Feminism was not all it was cracked up to be, he said in so many carefully chosen words embedded in literary context. “Boys will be boys, and girls will be girls”, he said on Charlie Rose and championed strong women of all ages.

Now approaching ninety, Fein admitted he had absolutely no idea what to make about the fuss over transgenderism.  “Unless I’m missing something”, he said, “function follows form”, an ironic allusion to the Bauhaus and their architectural manifesto.  Men and women have different sexual equipment, he said, installed far up the human assembly line, designed for a particular purpose, impossible to wear out, simple, functional (although somewhat impractical), and basically unchanged for millennia.

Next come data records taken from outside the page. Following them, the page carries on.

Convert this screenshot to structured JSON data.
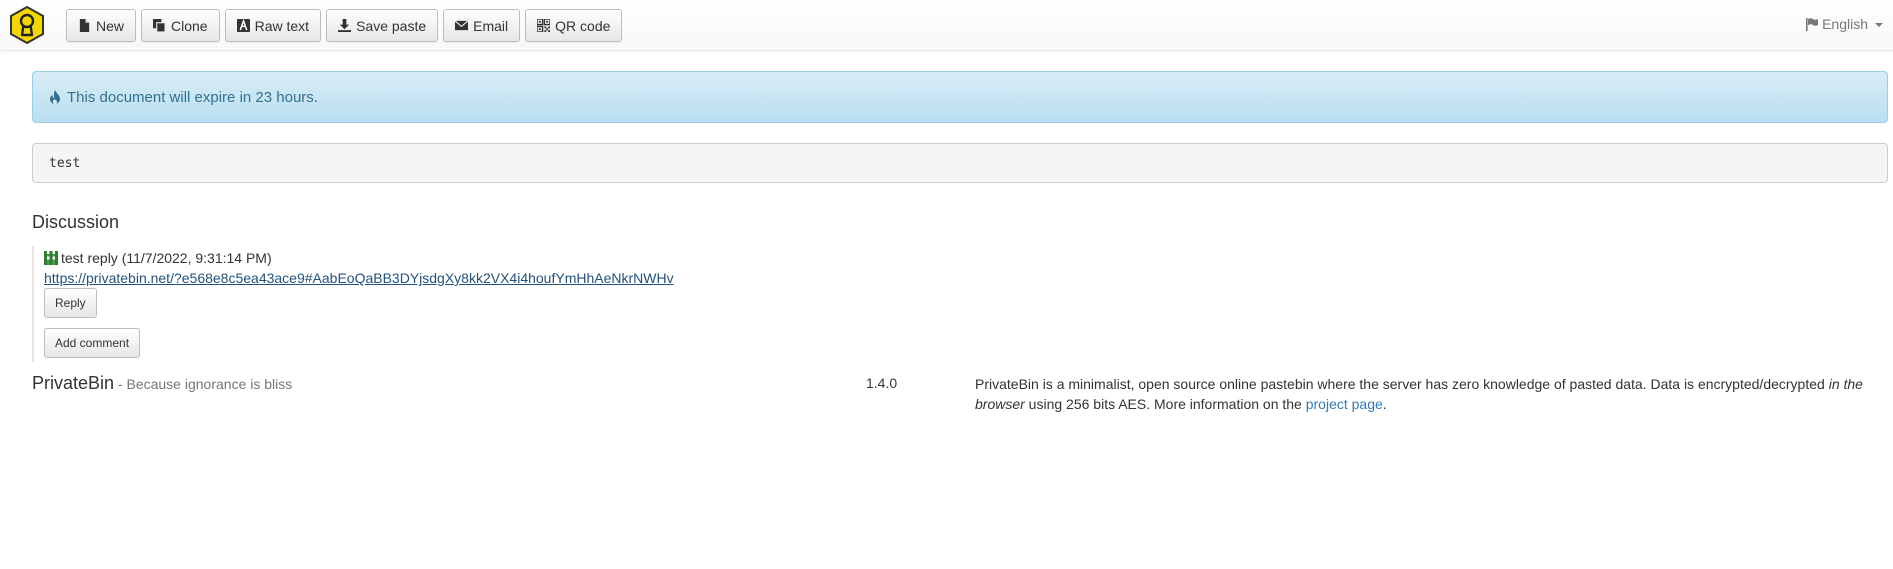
{
  "navbar": {
    "logo_icon": "keyhole-shield-icon",
    "buttons": [
      {
        "label": "New",
        "icon": "file-icon"
      },
      {
        "label": "Clone",
        "icon": "duplicate-icon"
      },
      {
        "label": "Raw text",
        "icon": "text-background-icon"
      },
      {
        "label": "Save paste",
        "icon": "download-icon"
      },
      {
        "label": "Email",
        "icon": "envelope-icon"
      },
      {
        "label": "QR code",
        "icon": "qrcode-icon"
      }
    ],
    "language": "English",
    "language_icon": "flag-icon"
  },
  "alert": {
    "icon": "fire-icon",
    "text": "This document will expire in 23 hours."
  },
  "paste": {
    "content": "test"
  },
  "discussion": {
    "title": "Discussion",
    "comments": [
      {
        "avatar_icon": "identicon-avatar",
        "meta": "test reply (11/7/2022, 9:31:14 PM)",
        "link": "https://privatebin.net/?e568e8c5ea43ace9#AabEoQaBB3DYjsdgXy8kk2VX4i4houfYmHhAeNkrNWHv",
        "reply_label": "Reply"
      }
    ],
    "add_comment_label": "Add comment"
  },
  "footer": {
    "brand_name": "PrivateBin",
    "tagline": " - Because ignorance is bliss",
    "version": "1.4.0",
    "about_before": "PrivateBin is a minimalist, open source online pastebin where the server has zero knowledge of pasted data. Data is encrypted/decrypted ",
    "about_em": "in the browser",
    "about_middle": " using 256 bits AES. More information on the ",
    "about_link": "project page",
    "about_after": "."
  },
  "colors": {
    "alert_text": "#31708f",
    "alert_bg": "#d9edf7",
    "link": "#337ab7",
    "logo_yellow": "#f5d800"
  }
}
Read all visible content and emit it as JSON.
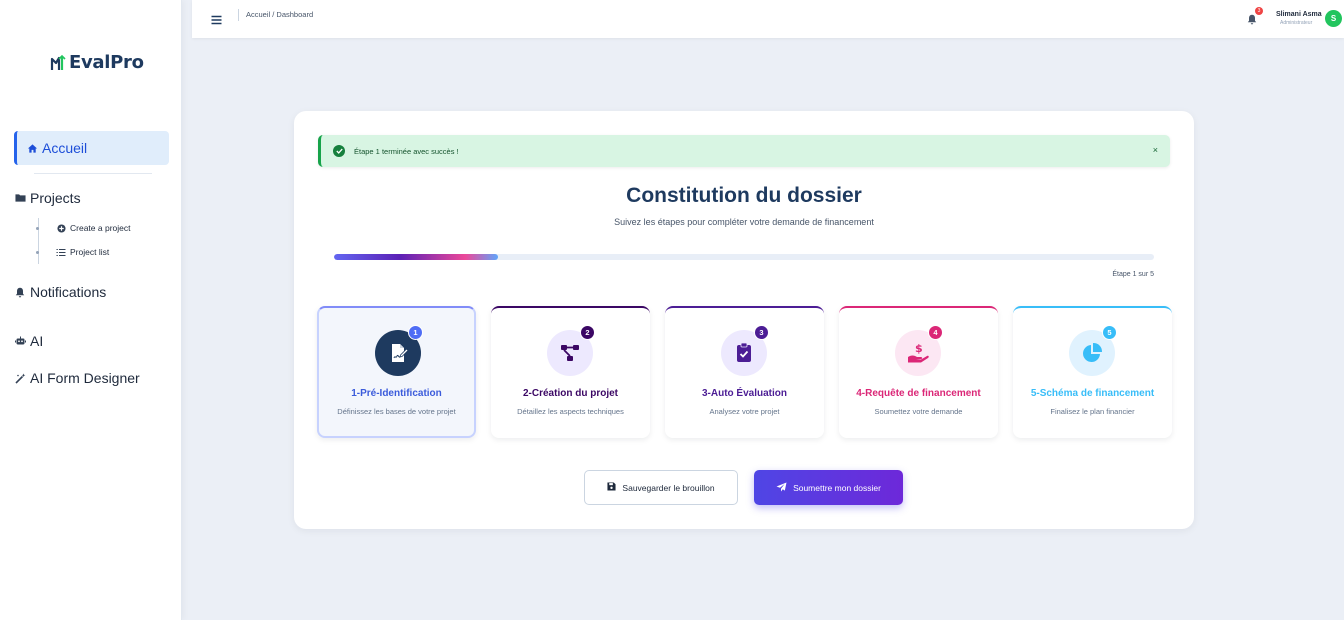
{
  "app": {
    "name": "EvalPro"
  },
  "sidebar": {
    "items": [
      {
        "label": "Accueil",
        "icon": "home-icon",
        "active": true
      },
      {
        "label": "Projects",
        "icon": "folder-icon"
      },
      {
        "label": "Notifications",
        "icon": "bell-icon"
      },
      {
        "label": "AI",
        "icon": "robot-icon"
      },
      {
        "label": "AI Form Designer",
        "icon": "magic-wand-icon"
      }
    ],
    "projects_sub": [
      {
        "label": "Create a project",
        "icon": "plus-circle-icon"
      },
      {
        "label": "Project list",
        "icon": "list-icon"
      }
    ]
  },
  "topbar": {
    "breadcrumb": "Accueil / Dashboard",
    "notifications_count": "3",
    "user_name": "Slimani Asma",
    "user_role": "Administrateur",
    "avatar_initial": "S"
  },
  "alert": {
    "message": "Étape 1 terminée avec succès !",
    "close": "×"
  },
  "main": {
    "title": "Constitution du dossier",
    "subtitle": "Suivez les étapes pour compléter votre demande de financement",
    "progress_percent": 20,
    "step_counter": "Étape 1 sur 5"
  },
  "steps": [
    {
      "number": "1",
      "title": "1-Pré-Identification",
      "desc": "Définissez les bases de votre projet",
      "color": "#3b5bdb",
      "icon": "document-sign-icon"
    },
    {
      "number": "2",
      "title": "2-Création du projet",
      "desc": "Détaillez les aspects techniques",
      "color": "#3b0764",
      "icon": "project-diagram-icon"
    },
    {
      "number": "3",
      "title": "3-Auto Évaluation",
      "desc": "Analysez votre projet",
      "color": "#4c1d95",
      "icon": "clipboard-check-icon"
    },
    {
      "number": "4",
      "title": "4-Requête de financement",
      "desc": "Soumettez votre demande",
      "color": "#db2777",
      "icon": "hand-dollar-icon"
    },
    {
      "number": "5",
      "title": "5-Schéma de financement",
      "desc": "Finalisez le plan financier",
      "color": "#38bdf8",
      "icon": "pie-chart-icon"
    }
  ],
  "actions": {
    "save_draft": "Sauvegarder le brouillon",
    "submit": "Soumettre mon dossier"
  }
}
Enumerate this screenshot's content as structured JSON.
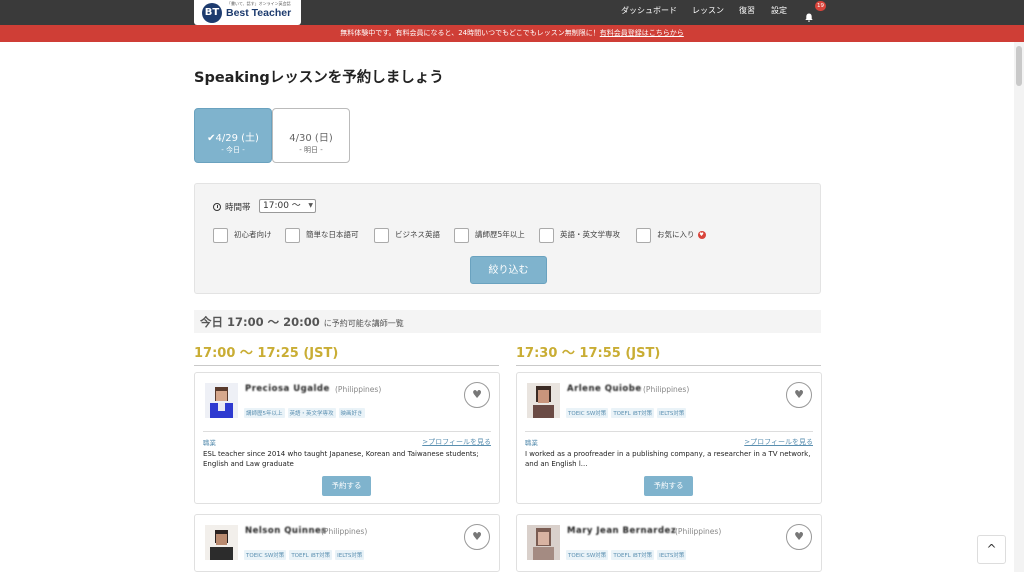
{
  "header": {
    "logo_tagline": "「書いて、話す」オンライン英会話",
    "logo_name": "Best Teacher",
    "nav": [
      "ダッシュボード",
      "レッスン",
      "復習",
      "設定"
    ],
    "notification_count": "19"
  },
  "notice": {
    "text": "無料体験中です。有料会員になると、24時間いつでもどこでもレッスン無制限に！",
    "link": "有料会員登録はこちらから"
  },
  "page_title": "Speakingレッスンを予約しましょう",
  "date_tabs": [
    {
      "date": "4/29 (土)",
      "sub": "- 今日 -",
      "selected": true
    },
    {
      "date": "4/30 (日)",
      "sub": "- 明日 -",
      "selected": false
    }
  ],
  "filter": {
    "time_label": "時間帯",
    "time_value": "17:00 〜",
    "checkboxes": [
      "初心者向け",
      "簡単な日本語可",
      "ビジネス英語",
      "講師歴5年以上",
      "英語・英文学専攻",
      "お気に入り"
    ],
    "apply_label": "絞り込む"
  },
  "available": {
    "prefix": "今日",
    "range": "17:00 〜 20:00",
    "suffix": "に予約可能な講師一覧"
  },
  "slots": [
    "17:00 〜 17:25 (JST)",
    "17:30 〜 17:55 (JST)"
  ],
  "teachers": [
    {
      "name": "Preciosa Ugalde",
      "country": "(Philippines)",
      "tags": [
        "講師歴5年以上",
        "英語・英文学専攻",
        "映画好き"
      ],
      "job_label": "職業",
      "profile_link": ">プロフィールを見る",
      "intro": "ESL teacher since 2014 who taught Japanese, Korean and Taiwanese students; English and Law graduate",
      "book_label": "予約する"
    },
    {
      "name": "Arlene Quiobe",
      "country": "(Philippines)",
      "tags": [
        "TOEIC SW対策",
        "TOEFL iBT対策",
        "IELTS対策"
      ],
      "job_label": "職業",
      "profile_link": ">プロフィールを見る",
      "intro": "I worked as a proofreader in a publishing company, a researcher in a TV network, and an English l...",
      "book_label": "予約する"
    },
    {
      "name": "Nelson Quinnes",
      "country": "(Philippines)",
      "tags": [
        "TOEIC SW対策",
        "TOEFL iBT対策",
        "IELTS対策"
      ]
    },
    {
      "name": "Mary Jean Bernardez",
      "country": "(Philippines)",
      "tags": [
        "TOEIC SW対策",
        "TOEFL iBT対策",
        "IELTS対策"
      ]
    }
  ],
  "to_top": "^"
}
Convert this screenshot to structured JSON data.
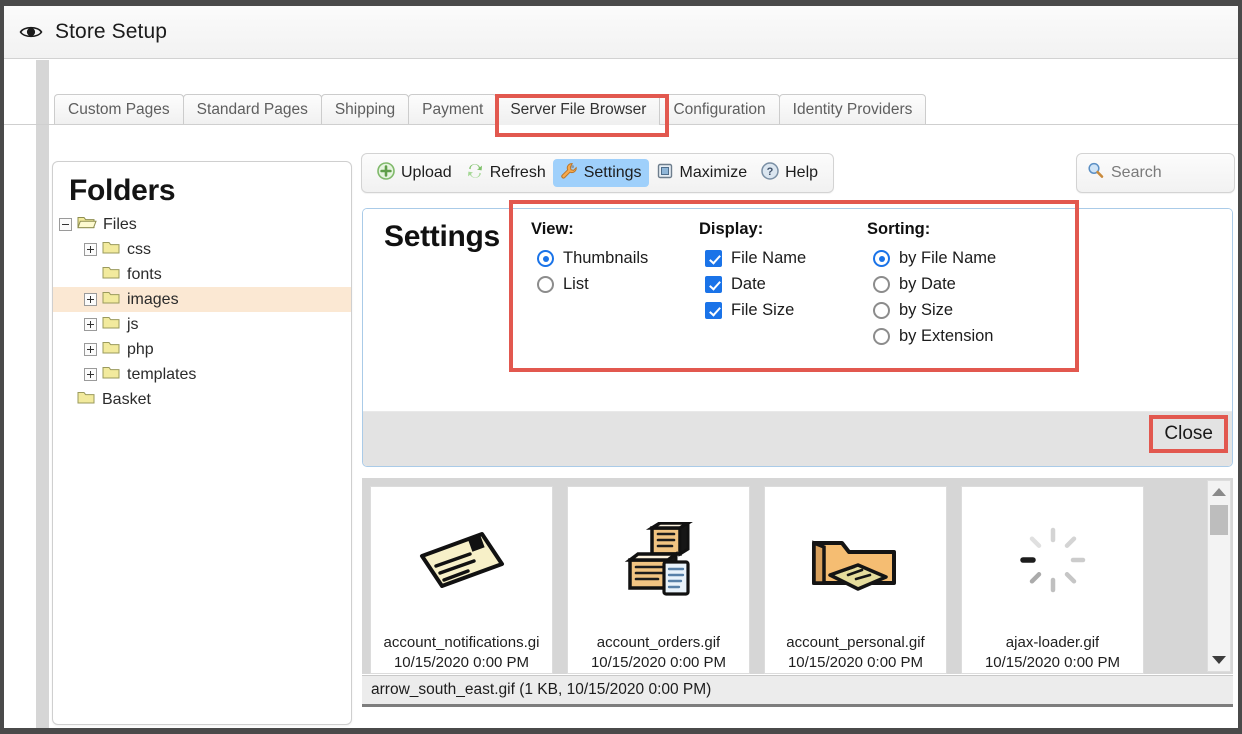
{
  "window": {
    "title": "Store Setup",
    "title_icon": "eye-icon"
  },
  "tabs": [
    {
      "label": "Custom Pages",
      "active": false
    },
    {
      "label": "Standard Pages",
      "active": false
    },
    {
      "label": "Shipping",
      "active": false
    },
    {
      "label": "Payment",
      "active": false
    },
    {
      "label": "Server File Browser",
      "active": true
    },
    {
      "label": "Configuration",
      "active": false
    },
    {
      "label": "Identity Providers",
      "active": false
    }
  ],
  "folders_panel": {
    "title": "Folders",
    "tree": [
      {
        "label": "Files",
        "depth": 0,
        "expander": "minus",
        "selected": false,
        "open": true
      },
      {
        "label": "css",
        "depth": 1,
        "expander": "plus",
        "selected": false,
        "open": false
      },
      {
        "label": "fonts",
        "depth": 1,
        "expander": "none",
        "selected": false,
        "open": false
      },
      {
        "label": "images",
        "depth": 1,
        "expander": "plus",
        "selected": true,
        "open": false
      },
      {
        "label": "js",
        "depth": 1,
        "expander": "plus",
        "selected": false,
        "open": false
      },
      {
        "label": "php",
        "depth": 1,
        "expander": "plus",
        "selected": false,
        "open": false
      },
      {
        "label": "templates",
        "depth": 1,
        "expander": "plus",
        "selected": false,
        "open": false
      },
      {
        "label": "Basket",
        "depth": 0,
        "expander": "none",
        "selected": false,
        "open": false
      }
    ]
  },
  "toolbar": {
    "items": [
      {
        "label": "Upload",
        "icon": "upload-plus-icon",
        "active": false
      },
      {
        "label": "Refresh",
        "icon": "refresh-icon",
        "active": false
      },
      {
        "label": "Settings",
        "icon": "wrench-icon",
        "active": true
      },
      {
        "label": "Maximize",
        "icon": "maximize-icon",
        "active": false
      },
      {
        "label": "Help",
        "icon": "help-question-icon",
        "active": false
      }
    ]
  },
  "search": {
    "placeholder": "Search",
    "value": "",
    "icon": "search-magnifier-icon"
  },
  "settings_dialog": {
    "heading": "Settings",
    "close_label": "Close",
    "groups": [
      {
        "name": "view",
        "title": "View:",
        "control": "radio",
        "options": [
          {
            "label": "Thumbnails",
            "checked": true
          },
          {
            "label": "List",
            "checked": false
          }
        ]
      },
      {
        "name": "display",
        "title": "Display:",
        "control": "checkbox",
        "options": [
          {
            "label": "File Name",
            "checked": true
          },
          {
            "label": "Date",
            "checked": true
          },
          {
            "label": "File Size",
            "checked": true
          }
        ]
      },
      {
        "name": "sorting",
        "title": "Sorting:",
        "control": "radio",
        "options": [
          {
            "label": "by File Name",
            "checked": true
          },
          {
            "label": "by Date",
            "checked": false
          },
          {
            "label": "by Size",
            "checked": false
          },
          {
            "label": "by Extension",
            "checked": false
          }
        ]
      }
    ]
  },
  "thumbnails": [
    {
      "name": "account_notifications.gi",
      "date": "10/15/2020 0:00 PM",
      "icon": "envelope-letter-icon"
    },
    {
      "name": "account_orders.gif",
      "date": "10/15/2020 0:00 PM",
      "icon": "boxes-clipboard-icon"
    },
    {
      "name": "account_personal.gif",
      "date": "10/15/2020 0:00 PM",
      "icon": "folder-book-icon"
    },
    {
      "name": "ajax-loader.gif",
      "date": "10/15/2020 0:00 PM",
      "icon": "spinner-icon"
    }
  ],
  "statusbar": {
    "text": "arrow_south_east.gif (1 KB, 10/15/2020 0:00 PM)"
  },
  "annotations": {
    "highlight_color": "#e2584f",
    "boxes": [
      "server-file-browser-tab",
      "settings-options-group",
      "close-button"
    ]
  },
  "colors": {
    "accent_blue": "#1a73e8",
    "toolbar_active": "#9fd0fb",
    "tree_selection": "#fbe8d3",
    "highlight_red": "#e2584f"
  }
}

His comments were more about the hysterical brouhaha of the times than about alternate sexual behavior per se.  “I could care less what men do to each other”, Fein said.  “There are too few gay men to make a difference.  Sexual deviance from the norm is not exactly earth-shattering”   Accommodation was his rule.  Let gays and straights find some way and manner of accommodating each other’s principles and behavior.  “No more demonstrations.”

Every word of the above was quoted, misquoted, and sent down viral pathways where they got even more twisted and distorted, until at the hands of the liberal press, this old man was a threat to progressivism, civil rights, and the modern age.

Eva spoke at Fein’s funeral.  Fewer people than ordinarily should have been were in attendance.  Because of his many outspoken television appearances, he was rapidly marginalized, an unlikely feminist and gay antichrist.  Every one at the ceremony, however was a believer, so Eva preached to the choir; but she did it with feeling and a respect that went far beyond his academic brilliance and literary insights.  He not only understood women, he understood women like her – strong, independent, willful, and in full control of their mind, body, and spirit.

“Like Cleopatra”, she said, ending her eulogy.